A decade has passed since China declared a state-level war against HIV/AIDS, through the release of preventative guidelines and a set of related policies.
On the whole, the initiative has been a success but the fight is far from over.
As the 27th World AIDS Day fell on Monday, Xinhua reporters revisited Qulou, a once-unknown village in central China's Henan Province.
The village, so small it is not identifiable on maps, attracted worldwide attention due to the prevalence of people living with HIV/AIDS (PLWHA).
Poverty and a lack of education resulted in many people in the area selling their blood to the black market, this unhygienic practice resulted in 107 of Qulou's 1,600 villagers contracting the disease.
SHADOW OF DEATH, SHAME
Reaching its peak at the end of 1980s and the beginning of 1990s, black market blood trade kingpins, the "blood heads", ensured constant supply by pooling all the donated blood, siphoning off the plasma and then pumping the plasma into donors' bodies. This meant people could donate more often, an attractive offer to the poor and uneducated, but with it came the consequence of contracting the disease.

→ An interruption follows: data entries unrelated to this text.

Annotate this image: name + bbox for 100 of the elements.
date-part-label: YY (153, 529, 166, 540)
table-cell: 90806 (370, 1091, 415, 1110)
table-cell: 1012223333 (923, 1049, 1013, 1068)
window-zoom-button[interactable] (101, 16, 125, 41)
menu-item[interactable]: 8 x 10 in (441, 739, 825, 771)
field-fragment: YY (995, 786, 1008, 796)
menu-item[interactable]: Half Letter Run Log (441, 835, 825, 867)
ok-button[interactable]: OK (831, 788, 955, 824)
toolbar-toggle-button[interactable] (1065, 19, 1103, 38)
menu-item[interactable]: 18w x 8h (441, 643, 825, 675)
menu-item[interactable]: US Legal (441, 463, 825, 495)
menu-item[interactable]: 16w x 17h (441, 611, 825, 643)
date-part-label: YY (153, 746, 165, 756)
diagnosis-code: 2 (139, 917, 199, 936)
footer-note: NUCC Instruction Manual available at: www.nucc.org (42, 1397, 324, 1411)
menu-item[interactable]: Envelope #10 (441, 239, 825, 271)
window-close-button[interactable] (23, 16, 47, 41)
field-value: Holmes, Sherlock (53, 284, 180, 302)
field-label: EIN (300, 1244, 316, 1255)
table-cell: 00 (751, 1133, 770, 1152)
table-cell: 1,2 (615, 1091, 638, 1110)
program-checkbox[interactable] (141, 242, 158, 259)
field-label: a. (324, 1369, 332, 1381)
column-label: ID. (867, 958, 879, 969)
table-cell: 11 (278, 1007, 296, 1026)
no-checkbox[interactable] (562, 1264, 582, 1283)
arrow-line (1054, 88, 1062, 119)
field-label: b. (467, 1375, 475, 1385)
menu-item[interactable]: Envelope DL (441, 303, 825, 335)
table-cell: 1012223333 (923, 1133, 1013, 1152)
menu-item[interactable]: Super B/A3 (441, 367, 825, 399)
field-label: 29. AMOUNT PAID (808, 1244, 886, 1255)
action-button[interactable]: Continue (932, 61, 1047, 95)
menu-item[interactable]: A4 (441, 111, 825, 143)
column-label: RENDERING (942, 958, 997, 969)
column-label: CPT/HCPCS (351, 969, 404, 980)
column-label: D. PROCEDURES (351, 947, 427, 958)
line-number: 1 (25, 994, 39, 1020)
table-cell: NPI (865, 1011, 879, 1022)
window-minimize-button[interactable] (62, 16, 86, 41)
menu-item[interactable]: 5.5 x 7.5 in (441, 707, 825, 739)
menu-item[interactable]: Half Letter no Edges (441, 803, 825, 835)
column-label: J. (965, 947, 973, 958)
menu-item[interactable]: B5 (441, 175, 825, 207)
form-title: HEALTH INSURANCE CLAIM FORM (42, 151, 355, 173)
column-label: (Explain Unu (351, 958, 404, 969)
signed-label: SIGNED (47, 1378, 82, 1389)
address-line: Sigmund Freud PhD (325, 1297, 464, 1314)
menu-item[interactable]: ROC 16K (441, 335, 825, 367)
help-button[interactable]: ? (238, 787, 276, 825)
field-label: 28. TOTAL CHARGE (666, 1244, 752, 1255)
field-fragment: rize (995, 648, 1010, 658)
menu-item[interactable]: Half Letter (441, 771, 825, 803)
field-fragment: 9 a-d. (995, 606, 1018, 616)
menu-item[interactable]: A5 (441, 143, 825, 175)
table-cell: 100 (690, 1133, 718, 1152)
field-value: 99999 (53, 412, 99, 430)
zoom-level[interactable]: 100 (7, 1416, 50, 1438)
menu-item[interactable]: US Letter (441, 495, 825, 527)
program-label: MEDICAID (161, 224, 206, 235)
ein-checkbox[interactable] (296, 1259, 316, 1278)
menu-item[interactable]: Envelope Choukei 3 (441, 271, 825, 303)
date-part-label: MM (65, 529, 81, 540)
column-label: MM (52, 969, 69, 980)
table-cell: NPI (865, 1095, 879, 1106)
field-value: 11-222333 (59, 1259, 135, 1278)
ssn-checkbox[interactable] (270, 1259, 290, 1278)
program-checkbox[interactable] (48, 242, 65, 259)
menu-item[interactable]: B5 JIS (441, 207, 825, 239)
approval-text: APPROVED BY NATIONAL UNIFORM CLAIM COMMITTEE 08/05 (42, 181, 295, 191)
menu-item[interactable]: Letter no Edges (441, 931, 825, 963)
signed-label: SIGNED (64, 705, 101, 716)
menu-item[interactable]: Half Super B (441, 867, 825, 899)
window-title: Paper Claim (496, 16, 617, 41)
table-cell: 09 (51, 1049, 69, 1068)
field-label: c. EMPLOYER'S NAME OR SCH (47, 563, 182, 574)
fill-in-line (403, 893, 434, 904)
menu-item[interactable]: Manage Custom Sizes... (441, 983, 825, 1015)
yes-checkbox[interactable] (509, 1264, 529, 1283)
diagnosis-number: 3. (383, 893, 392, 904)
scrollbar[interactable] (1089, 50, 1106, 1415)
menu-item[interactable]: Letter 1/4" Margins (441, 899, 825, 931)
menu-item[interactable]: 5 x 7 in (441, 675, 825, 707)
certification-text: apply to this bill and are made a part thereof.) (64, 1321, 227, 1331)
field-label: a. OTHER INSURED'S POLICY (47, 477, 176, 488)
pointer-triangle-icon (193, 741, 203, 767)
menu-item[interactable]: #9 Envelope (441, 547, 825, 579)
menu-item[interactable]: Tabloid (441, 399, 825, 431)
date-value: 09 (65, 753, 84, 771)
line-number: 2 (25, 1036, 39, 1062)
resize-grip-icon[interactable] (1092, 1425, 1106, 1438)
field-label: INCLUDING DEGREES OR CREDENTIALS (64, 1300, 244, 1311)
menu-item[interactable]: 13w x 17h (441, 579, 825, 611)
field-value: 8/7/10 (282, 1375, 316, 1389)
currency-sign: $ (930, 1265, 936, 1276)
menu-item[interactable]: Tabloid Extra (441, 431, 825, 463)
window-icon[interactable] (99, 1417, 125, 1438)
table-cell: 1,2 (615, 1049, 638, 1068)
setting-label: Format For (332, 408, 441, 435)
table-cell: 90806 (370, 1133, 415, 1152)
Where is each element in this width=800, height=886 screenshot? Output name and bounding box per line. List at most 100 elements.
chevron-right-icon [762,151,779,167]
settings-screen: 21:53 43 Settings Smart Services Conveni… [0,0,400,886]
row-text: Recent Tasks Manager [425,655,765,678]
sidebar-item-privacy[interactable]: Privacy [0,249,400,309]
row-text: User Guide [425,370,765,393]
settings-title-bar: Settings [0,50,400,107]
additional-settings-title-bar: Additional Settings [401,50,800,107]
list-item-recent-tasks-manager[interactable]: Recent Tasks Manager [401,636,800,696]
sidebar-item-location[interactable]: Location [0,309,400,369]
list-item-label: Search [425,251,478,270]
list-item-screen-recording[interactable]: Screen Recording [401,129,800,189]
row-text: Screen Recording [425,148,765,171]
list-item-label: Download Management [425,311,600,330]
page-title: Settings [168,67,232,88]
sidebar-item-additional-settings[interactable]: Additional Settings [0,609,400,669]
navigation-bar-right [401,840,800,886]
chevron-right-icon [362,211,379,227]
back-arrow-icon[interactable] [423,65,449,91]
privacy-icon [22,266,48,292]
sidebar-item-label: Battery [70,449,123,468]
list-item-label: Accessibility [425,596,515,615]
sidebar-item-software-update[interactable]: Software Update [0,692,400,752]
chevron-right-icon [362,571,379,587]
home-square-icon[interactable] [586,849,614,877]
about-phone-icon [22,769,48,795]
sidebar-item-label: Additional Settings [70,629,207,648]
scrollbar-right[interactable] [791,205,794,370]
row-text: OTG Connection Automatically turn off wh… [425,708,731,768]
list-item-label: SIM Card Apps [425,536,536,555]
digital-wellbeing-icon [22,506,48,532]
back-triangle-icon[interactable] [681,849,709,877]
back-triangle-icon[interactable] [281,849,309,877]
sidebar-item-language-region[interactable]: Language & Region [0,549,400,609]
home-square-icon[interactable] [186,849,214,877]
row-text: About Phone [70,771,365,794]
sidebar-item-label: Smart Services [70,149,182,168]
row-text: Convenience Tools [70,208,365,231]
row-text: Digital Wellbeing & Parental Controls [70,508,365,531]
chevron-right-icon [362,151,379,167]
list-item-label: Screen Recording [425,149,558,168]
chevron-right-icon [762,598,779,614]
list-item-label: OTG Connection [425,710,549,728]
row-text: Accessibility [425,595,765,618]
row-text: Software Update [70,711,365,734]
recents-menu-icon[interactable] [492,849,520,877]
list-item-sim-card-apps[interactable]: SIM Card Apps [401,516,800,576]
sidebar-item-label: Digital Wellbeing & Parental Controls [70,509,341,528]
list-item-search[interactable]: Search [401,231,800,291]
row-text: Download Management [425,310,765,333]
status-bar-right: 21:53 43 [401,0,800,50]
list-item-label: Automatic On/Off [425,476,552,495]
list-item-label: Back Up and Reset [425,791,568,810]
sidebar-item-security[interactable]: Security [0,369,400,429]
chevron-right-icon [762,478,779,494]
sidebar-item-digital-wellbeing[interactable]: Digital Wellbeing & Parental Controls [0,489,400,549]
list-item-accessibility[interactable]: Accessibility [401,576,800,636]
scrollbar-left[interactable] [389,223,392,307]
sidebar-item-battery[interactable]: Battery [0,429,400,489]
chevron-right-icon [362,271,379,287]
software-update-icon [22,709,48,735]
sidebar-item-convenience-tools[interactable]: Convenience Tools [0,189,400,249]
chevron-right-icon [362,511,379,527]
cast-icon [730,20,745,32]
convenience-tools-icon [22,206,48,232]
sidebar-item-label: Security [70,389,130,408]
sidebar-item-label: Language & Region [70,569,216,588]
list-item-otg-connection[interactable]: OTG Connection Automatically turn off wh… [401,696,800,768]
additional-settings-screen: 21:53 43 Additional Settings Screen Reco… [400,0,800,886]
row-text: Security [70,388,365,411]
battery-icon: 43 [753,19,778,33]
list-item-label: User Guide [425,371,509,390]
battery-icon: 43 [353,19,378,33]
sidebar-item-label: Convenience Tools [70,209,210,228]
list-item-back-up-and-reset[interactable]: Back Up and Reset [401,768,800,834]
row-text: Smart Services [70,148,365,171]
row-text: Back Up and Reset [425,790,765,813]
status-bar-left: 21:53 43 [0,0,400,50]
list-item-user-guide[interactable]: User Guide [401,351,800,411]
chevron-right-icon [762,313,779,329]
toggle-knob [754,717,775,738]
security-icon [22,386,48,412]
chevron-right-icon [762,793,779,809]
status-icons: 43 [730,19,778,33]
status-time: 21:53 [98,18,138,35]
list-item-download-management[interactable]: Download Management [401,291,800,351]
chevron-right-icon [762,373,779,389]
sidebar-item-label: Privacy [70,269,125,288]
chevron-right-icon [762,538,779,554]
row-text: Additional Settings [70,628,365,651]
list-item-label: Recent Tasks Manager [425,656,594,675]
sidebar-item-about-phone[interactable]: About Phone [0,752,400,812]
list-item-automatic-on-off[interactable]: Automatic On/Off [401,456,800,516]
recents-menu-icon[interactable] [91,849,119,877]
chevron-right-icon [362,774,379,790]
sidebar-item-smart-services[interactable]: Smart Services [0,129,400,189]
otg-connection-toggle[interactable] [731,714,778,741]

In 2011, the film "Love for Life" brought the 1990s blood-selling scandal to the fore of Chinese consciousness.
The movie's heroine, Qinqin, contracts the disease after selling her blood to buy shampoo only affordable by city dwellers at the time.
In reality, however, the reasons many farmers sold their blood was simple: for food or to pay for their children's education.
The HIV/AIDS epidemic devastated the already impoverished village. People were unable to work, medical care was expensive and even those who were not infected were labeled "unemployable" due to their association with the region.
One of the lines in the film: "Once there was a global fever called AIDS. It snuck into our village and everyone who caught it died, and fell like falling leaves," resonated with villager Han Ding.
Han, 42, was informed that he had contracted the virus through a screening in 1999. Many people died without even knowing they had contracted the disease, he recalled.
"I felt the sky collapse. My life had been snatched away from me," he said.
A doctor named Gui Xien as the first to expose the reality of this "dirty" secret. After that, Chinese leaders visited these villages.
PLWHA had to also live with stigma surrounding the virus and were often shamed as the "disgraced". They faced isolation and ostracization
Han recalled once giving a relative a bag of bananas as a gift, only for the man to throw them away as soon as he left.